I am trying to do a test of how large my unit cell has to be in the direction normal to the surface for the surfaces not to "see" each other when the periodic calculations are performed. In my calculations I also have a molecule some distance from the surface, so what I actually want to avoid is that the molecule sees the surface from the periodic image.

I got some (to me) curious results, which make me doubt my procedure.
I varied the normal direction vector (vector_c) between 20 and 38 A. When it is 20 A, there is only 2.35 A between the molecule and the periodic image, but when I am comparing the total energy of the system for different sizes of the unit cell, I get basically the same for all sizes of unit cell. I had expected a difference!
Is it possible that 2.35 A distance to the periodic image is far enough that they do not "see" each other?

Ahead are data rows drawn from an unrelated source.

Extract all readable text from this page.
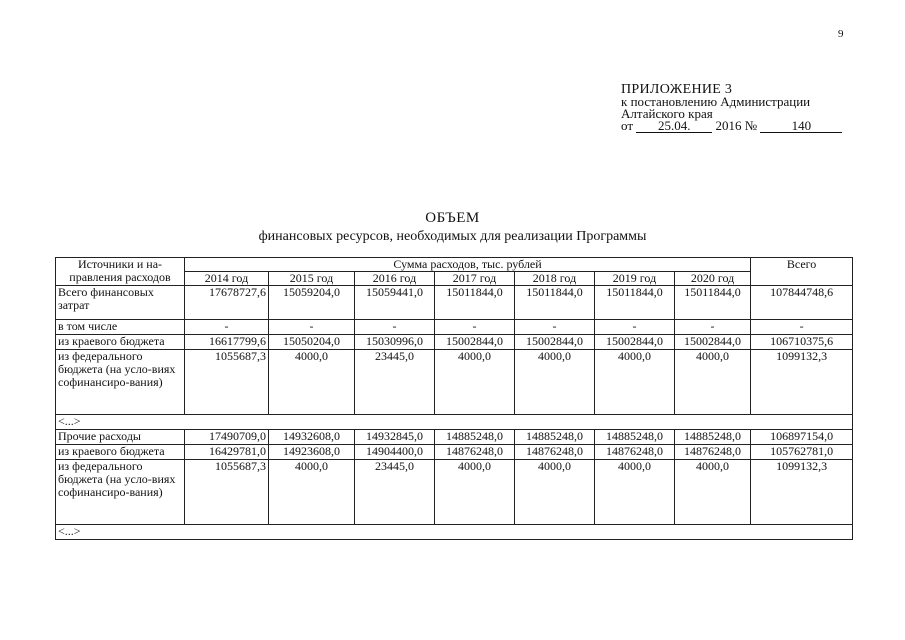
9
ПРИЛОЖЕНИЕ 3
к постановлению Администрации
Алтайского края
от 25.04. 2016 №	140
ОБЪЕМ
финансовых ресурсов, необходимых для реализации Программы
Источники и на-правления расходов	Сумма расходов, тыс. рублей							Всего
	2014 год	2015 год	2016 год	2017 год	2018 год	2019 год	2020 год	
Всего финансовых затрат	17678727,6	15059204,0	15059441,0	15011844,0	15011844,0	15011844,0	15011844,0	107844748,6
в том числе	-	-	-	-	-	-	-	-
из краевого бюджета	16617799,6	15050204,0	15030996,0	15002844,0	15002844,0	15002844,0	15002844,0	106710375,6
из федерального бюджета (на усло-виях софинансиро-вания)	1055687,3	4000,0	23445,0	4000,0	4000,0	4000,0	4000,0	1099132,3
<...>								
Прочие расходы	17490709,0	14932608,0	14932845,0	14885248,0	14885248,0	14885248,0	14885248,0	106897154,0
из краевого бюджета	16429781,0	14923608,0	14904400,0	14876248,0	14876248,0	14876248,0	14876248,0	105762781,0
из федерального бюджета (на усло-виях софинансиро-вания)	1055687,3	4000,0	23445,0	4000,0	4000,0	4000,0	4000,0	1099132,3
<...>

The following is the output of the attached script. The last point did not converge in the standard 99 iterations, which is why the energy is different from the trend.

20 vector_c, energy = -26623.0088858
22 vector_c, energy = -26622.5073079
24 vector_c, energy = -26622.5012136
26 vector_c, energy = -26622.5004979
28 vector_c, energy = -26622.5001226
30 vector_c, energy = -26622.499761
32 vector_c, energy = -26622.4996665
34 vector_c, energy = -26622.4994036
36 vector_c, energy = -26622.499307
38 vector_c, energy = -26618.9210823

Did I misunderstand something about this type of convergence test or about how the calculation is actually performed?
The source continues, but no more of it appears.